Risk of Breast Cancer with Oral Contraceptive Use in Women with a Family History of Breast Cancer

Author: Dawn M. Grabrick, Lynn C. Hartmann, James R. Cerhan, et al.
Content Contributor: Abramson Cancer Center of the University of Pennsylvania
Last Reviewed: November 01, 2001

Reviewers: Li Liu, MD
Source: JAMA, Volume 284:1791-1798, (October) 2000

Précis: Some oral contraceptives may link to higher risk of developing breast cancer


Breast cancer is common and on the increase. Use of hormonal contraceptives is also common and is expected to increase worldwide. Whether hormonal contraceptives (OC) cause breast cancer is an important public health question, as well as one of great importance to women and men choosing their method of family planning. Thus, even a small increase in the risk of breast cancer in women using OCs would be important because of the frequency of the exposure. In this study, the researchers reported risk of developing breast cancer associated with OC use.


A total of 3396 blood relatives of breast cancer patients and 2754 women who married into families with breast cancer were included to determine whether OC use could increase risk of breast cancer in women with family history of breast cancer.

  • Among the entire group of women, ever use of OCs was associated with a relative risk (RR) of 1.4 for breast cancer.
  • The association was significant only among sisters and daughters of breast cancer patients. They had 3.3 times the risk of sisters and daughters who never used OCs.
  • This elevated risk was seen only in those who used OCs for any duration prior to 1975. There was no association between any OC use after 1975 and the risk of breast cancer.
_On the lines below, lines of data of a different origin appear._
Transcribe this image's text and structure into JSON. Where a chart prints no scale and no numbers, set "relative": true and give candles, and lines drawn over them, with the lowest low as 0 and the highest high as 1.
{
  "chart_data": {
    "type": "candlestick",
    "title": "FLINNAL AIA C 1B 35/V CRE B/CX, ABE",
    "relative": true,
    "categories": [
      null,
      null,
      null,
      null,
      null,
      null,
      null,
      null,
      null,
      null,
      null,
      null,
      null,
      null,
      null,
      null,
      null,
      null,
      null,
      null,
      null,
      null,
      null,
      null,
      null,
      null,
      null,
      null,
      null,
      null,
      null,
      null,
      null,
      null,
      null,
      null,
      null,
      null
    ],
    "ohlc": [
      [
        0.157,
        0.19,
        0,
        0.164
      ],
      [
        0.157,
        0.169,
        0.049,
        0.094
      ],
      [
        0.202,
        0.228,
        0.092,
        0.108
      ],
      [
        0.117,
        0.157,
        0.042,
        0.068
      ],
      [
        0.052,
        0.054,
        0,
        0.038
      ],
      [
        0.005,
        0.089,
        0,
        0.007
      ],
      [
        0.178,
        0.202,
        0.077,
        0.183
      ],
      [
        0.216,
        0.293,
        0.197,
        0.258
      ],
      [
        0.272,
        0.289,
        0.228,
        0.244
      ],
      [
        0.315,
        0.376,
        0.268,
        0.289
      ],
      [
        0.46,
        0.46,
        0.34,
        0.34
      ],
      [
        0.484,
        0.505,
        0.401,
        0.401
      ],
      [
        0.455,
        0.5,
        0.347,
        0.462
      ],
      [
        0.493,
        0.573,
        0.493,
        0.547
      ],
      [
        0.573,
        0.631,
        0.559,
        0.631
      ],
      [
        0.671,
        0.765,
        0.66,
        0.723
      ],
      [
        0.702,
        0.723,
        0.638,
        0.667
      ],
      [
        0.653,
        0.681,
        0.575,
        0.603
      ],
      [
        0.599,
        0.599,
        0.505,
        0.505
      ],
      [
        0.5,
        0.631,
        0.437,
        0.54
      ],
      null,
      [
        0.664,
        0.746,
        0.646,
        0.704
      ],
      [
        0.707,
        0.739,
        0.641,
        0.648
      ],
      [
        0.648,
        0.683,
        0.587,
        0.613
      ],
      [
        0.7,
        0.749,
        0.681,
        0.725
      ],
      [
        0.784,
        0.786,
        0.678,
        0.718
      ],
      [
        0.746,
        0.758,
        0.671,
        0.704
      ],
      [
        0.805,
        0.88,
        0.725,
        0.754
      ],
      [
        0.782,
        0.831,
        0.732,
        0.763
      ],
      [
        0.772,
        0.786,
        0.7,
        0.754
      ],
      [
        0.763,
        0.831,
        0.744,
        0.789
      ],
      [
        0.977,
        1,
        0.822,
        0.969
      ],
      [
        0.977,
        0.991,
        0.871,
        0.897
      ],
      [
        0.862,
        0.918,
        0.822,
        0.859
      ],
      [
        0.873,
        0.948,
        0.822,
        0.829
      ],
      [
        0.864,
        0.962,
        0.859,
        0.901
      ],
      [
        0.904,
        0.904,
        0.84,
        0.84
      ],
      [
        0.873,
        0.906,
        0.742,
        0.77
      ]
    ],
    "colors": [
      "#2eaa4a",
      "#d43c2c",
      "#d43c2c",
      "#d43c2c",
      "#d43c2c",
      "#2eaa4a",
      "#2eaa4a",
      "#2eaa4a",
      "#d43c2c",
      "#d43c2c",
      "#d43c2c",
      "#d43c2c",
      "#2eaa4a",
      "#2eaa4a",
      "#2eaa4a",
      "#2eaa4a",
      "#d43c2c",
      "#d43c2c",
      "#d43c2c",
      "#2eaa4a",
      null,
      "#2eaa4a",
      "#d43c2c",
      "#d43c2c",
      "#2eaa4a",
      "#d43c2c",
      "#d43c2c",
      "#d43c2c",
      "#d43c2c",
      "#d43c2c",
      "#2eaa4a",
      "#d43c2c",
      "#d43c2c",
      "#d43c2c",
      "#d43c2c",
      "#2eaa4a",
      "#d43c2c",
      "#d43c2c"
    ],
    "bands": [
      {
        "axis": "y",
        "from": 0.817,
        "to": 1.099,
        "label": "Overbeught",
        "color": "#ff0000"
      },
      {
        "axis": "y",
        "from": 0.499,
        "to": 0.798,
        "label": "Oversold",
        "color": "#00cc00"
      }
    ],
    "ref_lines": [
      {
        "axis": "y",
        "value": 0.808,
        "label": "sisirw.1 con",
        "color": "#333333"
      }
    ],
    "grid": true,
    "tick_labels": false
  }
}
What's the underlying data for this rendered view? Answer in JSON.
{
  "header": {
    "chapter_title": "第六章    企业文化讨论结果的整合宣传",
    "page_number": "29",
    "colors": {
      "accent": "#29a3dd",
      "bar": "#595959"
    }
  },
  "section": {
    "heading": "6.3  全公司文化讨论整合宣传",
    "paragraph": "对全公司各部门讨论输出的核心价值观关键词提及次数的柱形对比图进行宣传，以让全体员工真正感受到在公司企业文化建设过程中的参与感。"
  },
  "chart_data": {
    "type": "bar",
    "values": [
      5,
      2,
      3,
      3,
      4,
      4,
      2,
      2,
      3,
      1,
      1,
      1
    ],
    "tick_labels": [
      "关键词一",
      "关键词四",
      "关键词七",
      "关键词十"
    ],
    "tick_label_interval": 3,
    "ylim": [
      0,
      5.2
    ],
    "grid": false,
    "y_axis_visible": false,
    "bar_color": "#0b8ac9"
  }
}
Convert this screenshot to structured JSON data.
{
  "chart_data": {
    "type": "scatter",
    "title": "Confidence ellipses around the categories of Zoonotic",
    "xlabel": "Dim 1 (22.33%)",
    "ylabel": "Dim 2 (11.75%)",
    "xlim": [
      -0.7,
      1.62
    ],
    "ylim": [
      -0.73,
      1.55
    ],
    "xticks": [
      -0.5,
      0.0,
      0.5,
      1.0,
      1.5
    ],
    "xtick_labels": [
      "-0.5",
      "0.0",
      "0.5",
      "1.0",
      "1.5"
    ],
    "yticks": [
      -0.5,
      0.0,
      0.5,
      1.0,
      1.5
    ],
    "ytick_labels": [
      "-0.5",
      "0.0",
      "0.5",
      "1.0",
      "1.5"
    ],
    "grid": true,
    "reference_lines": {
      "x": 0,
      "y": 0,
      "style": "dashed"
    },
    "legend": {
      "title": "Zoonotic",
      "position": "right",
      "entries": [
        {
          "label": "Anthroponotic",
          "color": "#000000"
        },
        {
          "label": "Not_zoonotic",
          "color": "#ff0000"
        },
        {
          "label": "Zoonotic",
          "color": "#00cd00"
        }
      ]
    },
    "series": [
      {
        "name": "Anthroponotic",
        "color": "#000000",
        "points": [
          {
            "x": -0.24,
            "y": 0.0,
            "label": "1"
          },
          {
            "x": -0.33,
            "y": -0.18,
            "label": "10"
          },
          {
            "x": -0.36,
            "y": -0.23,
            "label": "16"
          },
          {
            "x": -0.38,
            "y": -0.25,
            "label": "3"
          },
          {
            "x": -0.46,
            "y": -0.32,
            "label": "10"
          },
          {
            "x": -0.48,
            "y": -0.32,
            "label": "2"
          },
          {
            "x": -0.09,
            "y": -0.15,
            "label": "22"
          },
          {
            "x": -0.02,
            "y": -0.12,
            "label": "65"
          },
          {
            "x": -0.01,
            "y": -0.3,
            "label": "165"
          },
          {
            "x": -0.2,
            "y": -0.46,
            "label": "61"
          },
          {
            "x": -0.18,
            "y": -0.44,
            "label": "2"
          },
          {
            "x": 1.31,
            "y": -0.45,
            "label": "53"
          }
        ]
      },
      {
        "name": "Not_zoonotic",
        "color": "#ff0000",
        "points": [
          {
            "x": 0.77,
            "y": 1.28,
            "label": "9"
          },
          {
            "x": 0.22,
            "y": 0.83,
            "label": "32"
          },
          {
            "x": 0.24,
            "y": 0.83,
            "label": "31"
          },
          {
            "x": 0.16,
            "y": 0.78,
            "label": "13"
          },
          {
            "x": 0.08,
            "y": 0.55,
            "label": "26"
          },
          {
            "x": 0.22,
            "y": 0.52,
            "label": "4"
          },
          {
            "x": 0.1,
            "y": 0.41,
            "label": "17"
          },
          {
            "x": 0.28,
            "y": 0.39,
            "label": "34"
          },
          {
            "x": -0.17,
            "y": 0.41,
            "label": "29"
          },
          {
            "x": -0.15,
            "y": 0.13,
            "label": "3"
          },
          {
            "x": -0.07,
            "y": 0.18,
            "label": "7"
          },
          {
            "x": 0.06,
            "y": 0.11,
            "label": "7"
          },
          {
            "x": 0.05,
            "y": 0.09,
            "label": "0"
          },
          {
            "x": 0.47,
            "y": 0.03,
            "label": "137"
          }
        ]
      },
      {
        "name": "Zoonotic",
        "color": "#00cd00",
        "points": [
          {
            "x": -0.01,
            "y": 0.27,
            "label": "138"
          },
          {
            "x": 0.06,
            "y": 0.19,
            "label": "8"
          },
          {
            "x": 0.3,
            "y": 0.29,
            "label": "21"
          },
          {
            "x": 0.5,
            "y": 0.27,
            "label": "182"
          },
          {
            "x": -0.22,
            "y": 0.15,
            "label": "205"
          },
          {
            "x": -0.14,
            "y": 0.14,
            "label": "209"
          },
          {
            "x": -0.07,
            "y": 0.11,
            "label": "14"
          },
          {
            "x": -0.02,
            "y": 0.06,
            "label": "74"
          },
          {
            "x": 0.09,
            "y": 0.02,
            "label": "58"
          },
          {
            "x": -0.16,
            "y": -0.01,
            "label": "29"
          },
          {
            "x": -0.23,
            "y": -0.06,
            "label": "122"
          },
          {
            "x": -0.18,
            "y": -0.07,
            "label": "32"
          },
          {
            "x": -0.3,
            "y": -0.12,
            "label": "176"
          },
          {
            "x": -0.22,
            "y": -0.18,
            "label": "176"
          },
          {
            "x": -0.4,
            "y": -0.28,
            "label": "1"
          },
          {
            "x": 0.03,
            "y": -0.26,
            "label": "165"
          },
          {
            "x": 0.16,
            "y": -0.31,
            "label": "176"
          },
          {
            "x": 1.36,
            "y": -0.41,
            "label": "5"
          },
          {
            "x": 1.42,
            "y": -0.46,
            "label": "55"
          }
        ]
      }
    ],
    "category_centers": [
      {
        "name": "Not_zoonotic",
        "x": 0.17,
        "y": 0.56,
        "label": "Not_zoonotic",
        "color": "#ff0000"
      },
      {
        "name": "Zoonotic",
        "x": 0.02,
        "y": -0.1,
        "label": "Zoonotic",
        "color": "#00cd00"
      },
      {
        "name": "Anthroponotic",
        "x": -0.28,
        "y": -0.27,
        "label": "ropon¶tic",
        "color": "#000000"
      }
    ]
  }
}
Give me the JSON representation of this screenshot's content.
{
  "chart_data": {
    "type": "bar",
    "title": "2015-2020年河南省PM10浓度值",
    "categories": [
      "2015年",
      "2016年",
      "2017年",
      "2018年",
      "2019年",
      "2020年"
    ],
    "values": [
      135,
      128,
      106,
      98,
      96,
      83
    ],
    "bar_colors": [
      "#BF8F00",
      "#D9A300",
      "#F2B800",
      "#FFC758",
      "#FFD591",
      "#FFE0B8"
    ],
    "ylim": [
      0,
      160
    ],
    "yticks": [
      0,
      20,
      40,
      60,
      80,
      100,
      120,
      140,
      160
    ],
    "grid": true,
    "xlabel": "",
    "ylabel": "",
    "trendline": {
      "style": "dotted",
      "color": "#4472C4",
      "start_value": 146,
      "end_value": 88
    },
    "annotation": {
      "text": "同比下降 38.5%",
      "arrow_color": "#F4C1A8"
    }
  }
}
In this study, the use of early oral contraceptive formulations was associated with an increased risk of breast cancer in some women with a family history of the disease. This is particularly worrisome since women with an inherited predisposition to breast cancer also face an increased risk of ovarian cancer. OCs are considered to be the most powerful known chemopreventative agents for ovarian cancer (N Engl J Med 1998 Aug 13;339(7):424-8). Recent study demonstrated that low-dose OCs is effective in reducing ovarian cancer risk (Am J Epidemiol 2000 Aug 1;152(3):233-41). It would be interesting to see whether low-dose OCs will reduce the hormonal effect on the development of breast cancer.